Spoomie, you are not whinging it's perfectly normal to have all these feelings, I suspect even more so after a MC. 5 months is not a long time! maybe it will take a little longer this time, that's part of the frustration, not being able to control ANY of it. Your body and mind are healing and when you are ready it will happen again, don't give up :hugs: I don't think any of us can relax.....not when the clock is ticking so loudly....it feels like a race against time...we just don't know how much time we have :wacko:

Morgans, I saw your little temp jump this morning and did a little :happydance: let us know if you test!! :hugs:

I tested - BFN!!! :cry: Oh well just ordered more CBFM sticks, know I said no monitors but now thinking its two weeks til hols, so I could use the CBFM up to then which will tell me highs and maybe peaks just before I go, then Ill leave it and in the TWW while away so will be much easier to cope with this cycle. Sure AF will get me tomorrow :-( :growlmad: off for a :coffee: then a shop! :happydance:
 
Morgans...according to studies done on FF on all the pregnancy charts the average BFP is something like 14.3 dpo!!!
I know people get them early but ALOT don't! It's not over yet...but get where you are coming from preparing :winkwink:

Miss C - I hope they refer you quickly and get this sorted out. I wonder if the Soy had anything to do with aggravating it :shrug:
 
Spoomie: Oh dear. :hugs: I'm so sorry hon. We're all in that same boat of approaching the due date and giving it our all and feeling so sad when it doesn't work out. As for your story about slipping, I have one for you. One day while pregnant, I went for a run and afterward had a fairly bad asthma attack. I am convinced that that was what did it for me. I didn't find out about it for a month (since I had a MMC) later, but when I look back to things that happened around the 8th week, I always come back to that day and am convinced that if I hadn't gone for a run that day, things would be totally different right now. But my logical mind knows that isn't true. We both got pregnant and we all WILL get pregnant again and have lovely babies. And when we DO get pregnant again, I say that we all plan some sort of meeting so that our lovely bouncing babies can meet and be friends. Go for a run. Be good to yourself today. :kiss:

Morning wonderful ladies, Your temp is looking great Sam! Mine went up a little this morning again, but just waiting for a low in the morning, although I feel ok today - think I am setting myself up for the disappointment before it happens if you know what I mean! mmmmmmm or maybe Ill test today - away to do some housework and bath a dog that'll keep me busy!! Have a good day all

Morgans: Yours looks MUCH more stable than mine! I know what you mean about setting yourself up for disappointment. Mine went down again today so I am doing the same thing. I feel no signs of AF and no signs of pregnancy either. It's been an odd cycle. Hope you are having a great day! :dust:
 
Morgans: Yours looks MUCH more stable than mine! I know what you mean about setting yourself up for disappointment. Mine went down again today so I am doing the same thing. I feel no signs of AF and no signs of pregnancy either. It's been an odd cycle. Hope you are having a great day! :dust:[/QUOTE]

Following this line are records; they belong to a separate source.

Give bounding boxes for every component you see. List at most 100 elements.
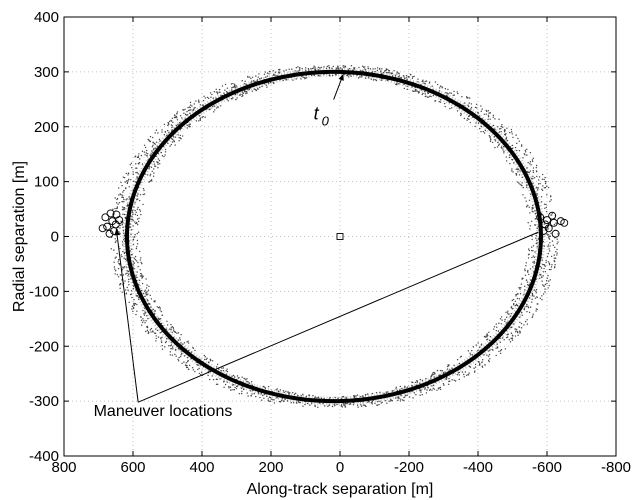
scatter-point [144, 146, 147, 149]
scatter-point [548, 268, 551, 271]
scatter-point [152, 141, 154, 144]
scatter-point [379, 391, 381, 394]
scatter-point [362, 404, 365, 406]
scatter-point [530, 177, 533, 180]
scatter-point [274, 74, 276, 77]
scatter-point [535, 310, 537, 312]
scatter-point [422, 92, 424, 95]
scatter-point [204, 116, 206, 118]
scatter-point [194, 106, 196, 109]
scatter-point [525, 279, 528, 281]
scatter-point [129, 226, 132, 228]
scatter-point [197, 368, 199, 371]
scatter-point [488, 112, 490, 114]
scatter-point [383, 392, 385, 395]
scatter-point [524, 154, 526, 156]
scatter-point [170, 328, 172, 331]
scatter-point [167, 122, 170, 125]
scatter-point [541, 299, 543, 301]
scatter-point [183, 342, 186, 344]
scatter-point [359, 76, 361, 78]
scatter-point [403, 83, 405, 86]
scatter-point [496, 326, 498, 328]
scatter-point [355, 395, 357, 397]
scatter-point [149, 136, 152, 138]
scatter-point [528, 311, 531, 314]
scatter-point [181, 362, 183, 364]
scatter-point [160, 337, 162, 339]
scatter-point [498, 322, 500, 324]
scatter-point [419, 382, 421, 385]
scatter-point [257, 391, 260, 394]
scatter-point [148, 140, 151, 142]
scatter-point [407, 76, 410, 78]
scatter-point [270, 398, 273, 400]
scatter-point [135, 275, 137, 277]
scatter-point [122, 250, 124, 253]
scatter-point [161, 336, 163, 338]
scatter-point [362, 395, 364, 397]
scatter-point [125, 187, 127, 190]
scatter-point [157, 158, 160, 160]
scatter-point [119, 227, 121, 229]
scatter-point [538, 176, 541, 178]
scatter-point [437, 387, 440, 390]
scatter-point [131, 211, 134, 213]
scatter-point [510, 326, 512, 329]
scatter-point [157, 336, 160, 338]
scatter-point [151, 145, 154, 148]
scatter-point [187, 109, 190, 112]
scatter-point [301, 67, 303, 70]
scatter-point [160, 331, 163, 333]
scatter-point [299, 68, 301, 70]
scatter-point [128, 196, 130, 198]
scatter-point [353, 68, 356, 70]
scatter-point [513, 323, 515, 325]
scatter-point [241, 376, 243, 378]
scatter-point [141, 321, 144, 323]
scatter-point [126, 286, 128, 289]
scatter-point [122, 274, 125, 276]
scatter-point [192, 369, 195, 371]
scatter-point [398, 73, 400, 75]
scatter-point [222, 369, 225, 372]
scatter-point [316, 397, 318, 399]
scatter-point [550, 196, 552, 198]
scatter-point [487, 355, 490, 357]
scatter-point [493, 328, 495, 330]
scatter-point [251, 393, 253, 395]
scatter-point [535, 288, 538, 291]
scatter-point [328, 65, 330, 67]
scatter-point [481, 108, 483, 110]
scatter-point [196, 364, 198, 366]
scatter-point [453, 94, 455, 96]
scatter-point [198, 100, 200, 103]
scatter-point [550, 255, 553, 258]
t0-label: t [314, 104, 320, 124]
scatter-point [135, 171, 137, 174]
scatter-point [131, 296, 133, 299]
scatter-point [164, 346, 166, 348]
scatter-point [136, 295, 138, 297]
scatter-point [210, 96, 212, 98]
scatter-point [523, 324, 525, 326]
scatter-point [115, 256, 117, 258]
scatter-point [166, 320, 168, 322]
scatter-point [525, 262, 527, 264]
scatter-point [122, 176, 125, 178]
scatter-point [514, 328, 516, 330]
scatter-point [115, 202, 118, 204]
scatter-point [451, 367, 453, 370]
scatter-point [179, 121, 181, 124]
scatter-point [275, 389, 277, 391]
scatter-point [148, 285, 150, 288]
scatter-point [424, 83, 426, 85]
scatter-point [169, 145, 171, 147]
scatter-point [139, 194, 142, 196]
scatter-point [488, 353, 491, 356]
scatter-point [535, 234, 537, 237]
scatter-point [444, 105, 446, 108]
scatter-point [127, 275, 129, 277]
scatter-point [180, 353, 182, 356]
scatter-point [543, 267, 545, 270]
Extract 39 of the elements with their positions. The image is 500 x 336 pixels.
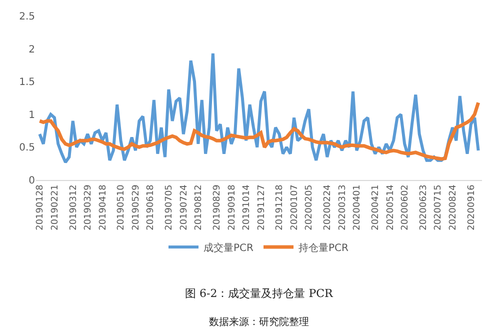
x-tick-label: 20200824 [448,184,458,230]
x-tick-label: 20191218 [275,184,286,230]
x-tick-label: 20190418 [98,184,108,230]
x-tick-label: 20190128 [36,184,46,230]
legend-label: 成交量PCR [204,242,254,254]
x-tick-label: 20200205 [304,184,315,230]
x-tick-label: 20190724 [179,184,190,230]
y-tick-label: 2.5 [19,12,35,22]
x-tick-label: 20191127 [256,184,267,230]
x-tick-label: 20190829 [212,184,223,230]
x-tick-label: 20200715 [434,184,444,230]
x-tick-label: 20190812 [194,184,204,230]
x-tick-label: 20200916 [466,184,477,230]
x-tick-label: 20190529 [131,184,142,230]
text: 图 6-2：成交量及持仓量 PCR [185,287,334,300]
x-tick-label: 20191014 [242,184,252,230]
x-tick-label: 20190918 [227,184,238,230]
y-tick-label: 0.5 [19,142,35,154]
x-tick-label: 20200602 [400,184,411,230]
x-tick-label: 20190618 [146,184,156,230]
x-tick-label: 20190329 [84,184,94,230]
x-tick-label: 20200313 [338,184,348,230]
x-tick-label: 20190510 [116,184,127,230]
line-series [38,100,480,161]
source-note: 数据来源：研究院整理 [209,316,309,328]
y-tick-label: 0 [28,176,35,186]
x-tick-label: 20200401 [352,184,363,230]
y-tick-label: 1.5 [19,77,35,88]
y-tick-label: 1 [28,110,35,121]
x-tick-label: 20200224 [323,184,334,230]
x-tick-label: 20200421 [371,184,382,230]
y-tick-label: 2 [28,44,35,56]
x-tick-label: 20190705 [164,184,175,230]
x-tick-label: 20200623 [418,184,429,230]
x-tick-label: 20190221 [50,184,60,230]
x-tick-label: 20200514 [386,184,396,230]
x-tick-label: 20190312 [68,184,79,230]
x-tick-label: 20200107 [290,184,300,230]
legend-label: 持仓量PCR [298,242,349,254]
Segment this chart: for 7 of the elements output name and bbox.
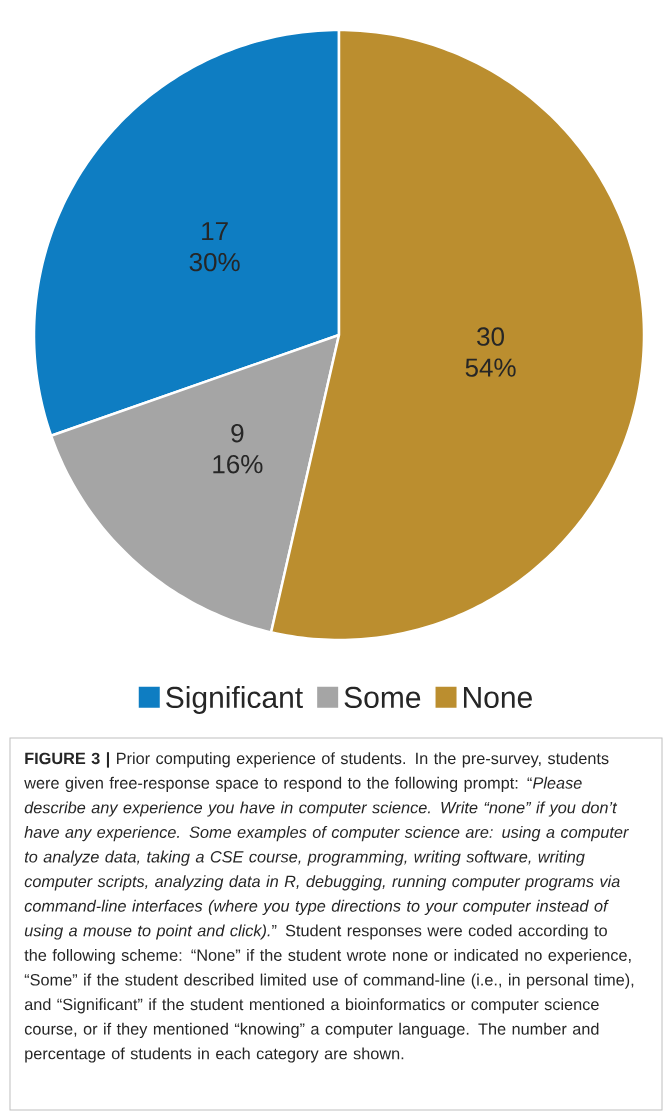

SNAP - no signs of AF and no signs of pregnancy. Sometimes you just wish if AF was going to show she would bluddy well hurry up so you can move on again!! :shrug:
 
Afternoon ladies ... you all need to read Eviesmum's post in here. I'm sure it will give you all the lift you need, she's just turned 47 xx

https://www.babyandbump.com/pregnancy-over-35/615822-37-first-baby-so-so-so-scared-2.html
 
Oh I LOVE her! Her older kids are 23 and 25? wow sounds like me LOL
 
Thanks for sharing that, Truly!!!

Miss C: Are they planning to remove the fibroid?

Morgans: Yep. I know that feeling. In fact, if AF is going to show her ugly head, please let it be tomorrow so that I can have my cd3 tests on Tuesday.